You do not show how the corresponding entry is deleted. If the entry is deleted before the student record then that causes the problem because then the INSERT in the trigger will fail because the SELECT statement will not provide any values to insert. Is the corresponding entry deleted through a CASCADING delete on student?
Also, your trigger can be much simpler:
CREATE OR REPLACE FUNCTION delete_student() RETURNS trigger AS $BODY$
BEGIN
INSERT INTO cancel(eno, excode, sno, cdate, cuser)
VALUES (SELECT eno, excode, sno, current_timestamp, current_user
FROM entry
WHERE sno = OLD.sno);
RETURN OLD;
END; $BODY$ LANGUAGE plpgsql;
First of all, the function only fires on a DELETE trigger, so you do not have to test for TG_OP. Secondly, in the INSERT statement you never access any data from the student relation so there is no need to JOIN to that relation; the sno does come from the student relation, but through the OLD implicit parameter.
You didn't post your DB schema and it's not very clear what your problem is, but it looks like a cascade delete is interfering somewhere. Specifically:
Before deleting the student, you insert something into cancel that references it.
Postgres proceeds to delete the row in student.
Postgres proceeds to honors all applicable cascade deletes.
Postgres deletes rows in entry and ... cancel (including the one you just inserted).
A few remarks:
Firstly, and as a rule of thumb, before triggers should never have side-effects on anything but the row itself.

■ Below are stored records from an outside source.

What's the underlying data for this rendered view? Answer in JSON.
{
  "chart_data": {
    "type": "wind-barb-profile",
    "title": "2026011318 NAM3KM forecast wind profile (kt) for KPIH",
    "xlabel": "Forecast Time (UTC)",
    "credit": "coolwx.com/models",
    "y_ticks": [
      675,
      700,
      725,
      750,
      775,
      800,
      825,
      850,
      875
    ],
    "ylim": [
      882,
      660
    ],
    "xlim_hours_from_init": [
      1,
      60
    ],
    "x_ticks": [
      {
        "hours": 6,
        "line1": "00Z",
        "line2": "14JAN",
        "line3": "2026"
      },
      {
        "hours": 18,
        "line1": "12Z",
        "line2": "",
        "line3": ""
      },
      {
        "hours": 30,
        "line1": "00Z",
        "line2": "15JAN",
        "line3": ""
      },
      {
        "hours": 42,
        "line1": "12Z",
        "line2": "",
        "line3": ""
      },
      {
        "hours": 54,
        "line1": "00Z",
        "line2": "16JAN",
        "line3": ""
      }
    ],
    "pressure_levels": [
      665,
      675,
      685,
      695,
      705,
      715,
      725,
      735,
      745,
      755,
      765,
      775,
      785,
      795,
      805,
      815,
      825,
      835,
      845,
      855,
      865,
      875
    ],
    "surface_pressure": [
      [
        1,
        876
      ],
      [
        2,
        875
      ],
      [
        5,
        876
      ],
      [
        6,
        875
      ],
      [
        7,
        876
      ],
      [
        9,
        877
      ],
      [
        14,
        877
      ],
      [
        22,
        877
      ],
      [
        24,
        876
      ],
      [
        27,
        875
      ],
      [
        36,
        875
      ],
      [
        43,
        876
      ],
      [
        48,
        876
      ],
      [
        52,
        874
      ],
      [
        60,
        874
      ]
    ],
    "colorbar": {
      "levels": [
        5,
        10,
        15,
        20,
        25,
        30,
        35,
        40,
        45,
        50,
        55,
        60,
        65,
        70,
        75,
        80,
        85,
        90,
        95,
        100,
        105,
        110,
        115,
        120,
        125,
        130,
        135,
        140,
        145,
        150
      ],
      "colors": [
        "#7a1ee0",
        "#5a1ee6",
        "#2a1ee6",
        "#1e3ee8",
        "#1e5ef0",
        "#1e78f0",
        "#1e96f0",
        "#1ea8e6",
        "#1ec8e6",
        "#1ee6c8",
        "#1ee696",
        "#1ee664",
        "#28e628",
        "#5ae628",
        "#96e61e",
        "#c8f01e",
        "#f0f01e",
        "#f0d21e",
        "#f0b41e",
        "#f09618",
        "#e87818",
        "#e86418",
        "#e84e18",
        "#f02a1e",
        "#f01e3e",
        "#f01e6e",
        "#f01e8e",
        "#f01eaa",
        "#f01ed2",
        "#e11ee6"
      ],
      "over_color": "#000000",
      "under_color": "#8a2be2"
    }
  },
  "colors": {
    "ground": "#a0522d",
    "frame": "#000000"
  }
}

Inserting row in a before delete trigger is a big no no: besides introducing potential problems related such as Postgres reporting an incorrect FOUND value or incorrect row counts upon completing the query, consider the case where a separate before trigger cancels the delete altogether by returning NULL. As such, your trigger function should be running on an after trigger -- only at that point can you be sure that the row is indeed deleted.
Secondly, you don't need these inefficient, redundant, and ugly-as-sin sub-select statements. Use the insert ... select ... variety of inserts instead:
INSERT INTO cancel(eno, excode,sno,cdate,cuser)
SELECT entry.eno entry.excode, OLD.sno, current_timestamp, current_user
FROM entry
WHERE entry.sno = OLD.sno;
Thirdly, your trigger should probably be running on the entry table, like so:
INSERT INTO cancel(eno, excode,sno,cdate,cuser)
SELECT OLD.eno OLD.excode, OLD.sno, current_timestamp, current_user;
Lastly, there might be a few problems in your schema. If there is a unique row in entry for each row in student, and you need information in entry to make your trigger work in order to fill in cancel, it probably means the two tables (student and entry) ought to be merged. Whether you merge them or not, you might also need to remove (or manually manage) some cascade deletes where applicable, in order to enforce the business logic in the order you need it to run.